POLITICAL INTELLIGENCE
HEALTH CARE
A Necessary Gamble
CARMEN ZUNIGA LEAVES HER HOUSE IN MCALLEN EVERY Monday, Wednesday, and Friday before dawn to go to a dialysis center about 4 miles away. Zuniga has had diabetes for nearly three decades; the disease has left her mostly blind and reliant on dialysis to stay alive. But her trips to the center have become far more dangerous as coronavirus spreads rapidly around the country. Now she worries that the very thing keeping her alive may be what kills her.
Health clinics in the Rio Grande Valley have reduced in-person visits, urging patients to stay home if possible. For many diabetics, who are at higher risk for coronavirus complications, not seeing a doctor regularly can be risky. For those on dialysis, missing even one session can have disastrous consequences. So Zuniga’s only excursions from home these days are to the center, where she sits in a room with about 20 other people for 12 hours every week. She worries that others aren’t taking the pandemic very seriously, but there’s not much she can do. “Mentally I’m scared. I get anxious,” Zuniga, 62, says. “I think I’m gonna die.”

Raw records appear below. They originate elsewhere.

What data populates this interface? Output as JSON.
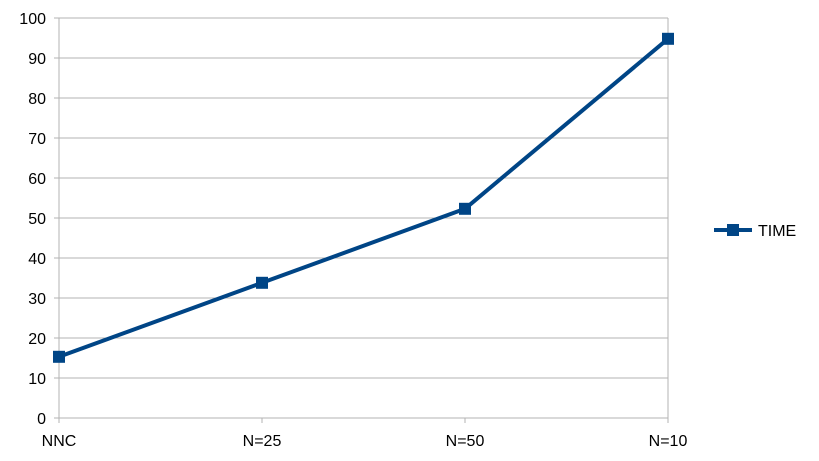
{
  "chart_data": {
    "type": "line",
    "title": "",
    "xlabel": "",
    "ylabel": "",
    "categories": [
      "NNC",
      "N=25",
      "N=50",
      "N=10"
    ],
    "series": [
      {
        "name": "TIME",
        "values": [
          15.3,
          33.8,
          52.3,
          94.8
        ],
        "color": "#004586",
        "marker": "square"
      }
    ],
    "ylim": [
      0,
      100
    ],
    "yticks": [
      0,
      10,
      20,
      30,
      40,
      50,
      60,
      70,
      80,
      90,
      100
    ],
    "grid": true,
    "legend": "right"
  }
}
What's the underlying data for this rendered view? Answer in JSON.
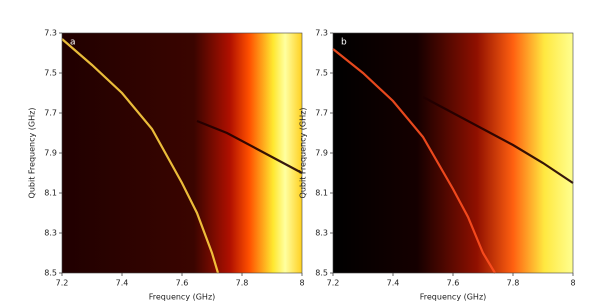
{
  "chart_data": [
    {
      "type": "heatmap",
      "title": "a",
      "xlabel": "Frequency (GHz)",
      "ylabel": "Qubit Frequency (GHz)",
      "xlim": [
        7.2,
        8
      ],
      "ylim": [
        8.5,
        7.3
      ],
      "xticks": [
        7.2,
        7.4,
        7.6,
        7.8,
        8
      ],
      "yticks": [
        7.3,
        7.5,
        7.7,
        7.9,
        8.1,
        8.3,
        8.5
      ],
      "series": [
        {
          "color": "#ffd040",
          "x": [
            7.2,
            7.3,
            7.4,
            7.5,
            7.6,
            7.65,
            7.7,
            7.72
          ],
          "values": [
            7.33,
            7.46,
            7.6,
            7.78,
            8.05,
            8.2,
            8.4,
            8.5
          ]
        },
        {
          "color": "#200000",
          "x": [
            7.65,
            7.75,
            7.85,
            7.95,
            8
          ],
          "values": [
            7.74,
            7.8,
            7.88,
            7.96,
            8.0
          ]
        }
      ]
    },
    {
      "type": "heatmap",
      "title": "b",
      "xlabel": "Frequency (GHz)",
      "ylabel": "Qubit Frequency (GHz)",
      "xlim": [
        7.2,
        8
      ],
      "ylim": [
        8.5,
        7.3
      ],
      "xticks": [
        7.2,
        7.4,
        7.6,
        7.8,
        8
      ],
      "yticks": [
        7.3,
        7.5,
        7.7,
        7.9,
        8.1,
        8.3,
        8.5
      ],
      "series": [
        {
          "color": "#ff5020",
          "x": [
            7.2,
            7.3,
            7.4,
            7.5,
            7.6,
            7.65,
            7.7,
            7.74
          ],
          "values": [
            7.38,
            7.5,
            7.64,
            7.82,
            8.08,
            8.22,
            8.4,
            8.5
          ]
        },
        {
          "color": "#200000",
          "x": [
            7.5,
            7.6,
            7.7,
            7.8,
            7.9,
            8
          ],
          "values": [
            7.62,
            7.7,
            7.78,
            7.86,
            7.95,
            8.05
          ]
        }
      ]
    }
  ]
}
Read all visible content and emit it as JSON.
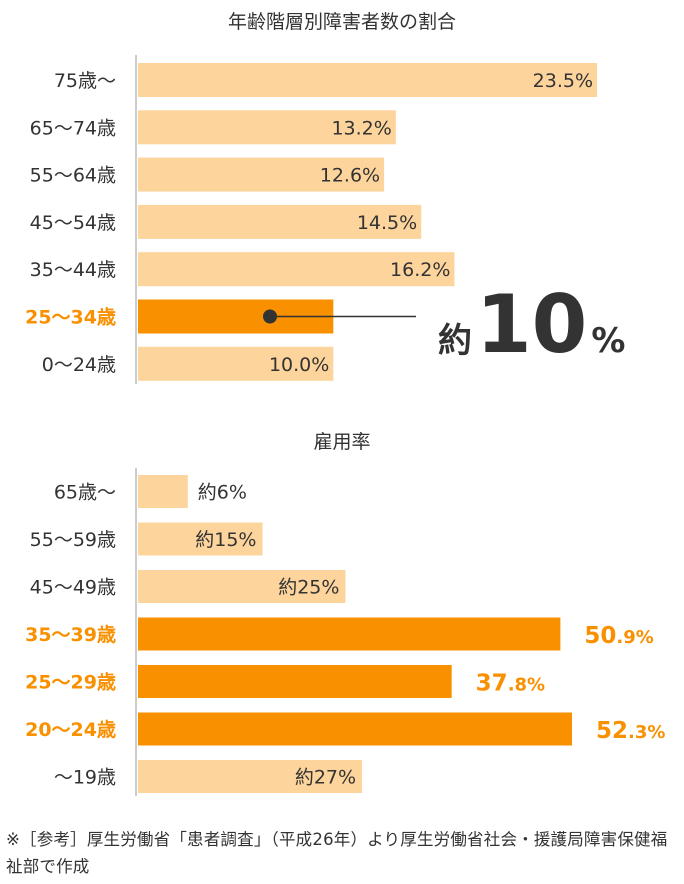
{
  "chart_data": [
    {
      "type": "bar",
      "title": "年齢階層別障害者数の割合",
      "categories": [
        "75歳〜",
        "65〜74歳",
        "55〜64歳",
        "45〜54歳",
        "35〜44歳",
        "25〜34歳",
        "0〜24歳"
      ],
      "values": [
        23.5,
        13.2,
        12.6,
        14.5,
        16.2,
        10.0,
        10.0
      ],
      "value_labels": [
        "23.5%",
        "13.2%",
        "12.6%",
        "14.5%",
        "16.2%",
        "",
        "10.0%"
      ],
      "highlight": [
        false,
        false,
        false,
        false,
        false,
        true,
        false
      ],
      "callout": {
        "prefix": "約",
        "number": "10",
        "unit": "%"
      },
      "xlim": [
        0,
        25
      ]
    },
    {
      "type": "bar",
      "title": "雇用率",
      "categories": [
        "65歳〜",
        "55〜59歳",
        "45〜49歳",
        "35〜39歳",
        "25〜29歳",
        "20〜24歳",
        "〜19歳"
      ],
      "values": [
        6,
        15,
        25,
        50.9,
        37.8,
        52.3,
        27
      ],
      "value_labels": [
        {
          "main": "約6%",
          "small": ""
        },
        {
          "main": "約15%",
          "small": ""
        },
        {
          "main": "約25%",
          "small": ""
        },
        {
          "main": "50",
          "small": ".9%"
        },
        {
          "main": "37",
          "small": ".8%"
        },
        {
          "main": "52",
          "small": ".3%"
        },
        {
          "main": "約27%",
          "small": ""
        }
      ],
      "highlight": [
        false,
        false,
        false,
        true,
        true,
        true,
        false
      ],
      "xlim": [
        0,
        60
      ]
    }
  ],
  "colors": {
    "bar": "#fdd49c",
    "highlight": "#f99000",
    "text": "#333333",
    "line": "#333333",
    "axis": "#9a9a9a"
  },
  "footnote": "※［参考］厚生労働省「患者調査」（平成26年）より厚生労働省社会・援護局障害保健福祉部で作成"
}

I first met Zuniga when I was writing a story for the Observer on the crisis of diabetic amputations in the Valley. About one-third of residents have diabetes, triple the national rate, and the region is one of the poorest and least insured in the United States. The lack of access compounds: Uninsured people are more likely to skip medical care, exacerbating underlying health issues. Those conditions make COVID-19 more dangerous—but being uninsured means facing even more barriers to treatment if they do get the virus.
“It’s just a really crazy situation,” says Ann Millard, a retired Texas A&M University professor who has helped run a, or flea market, in Alamo for years. If testing were more readily available, it would be helpful for uninsured people even if they can’t afford treatment, she says, because they could isolate themselves from their family. But that, too, could prove unfeasible: Many, particularly those living in border colonias, don’t have the space, Millard says.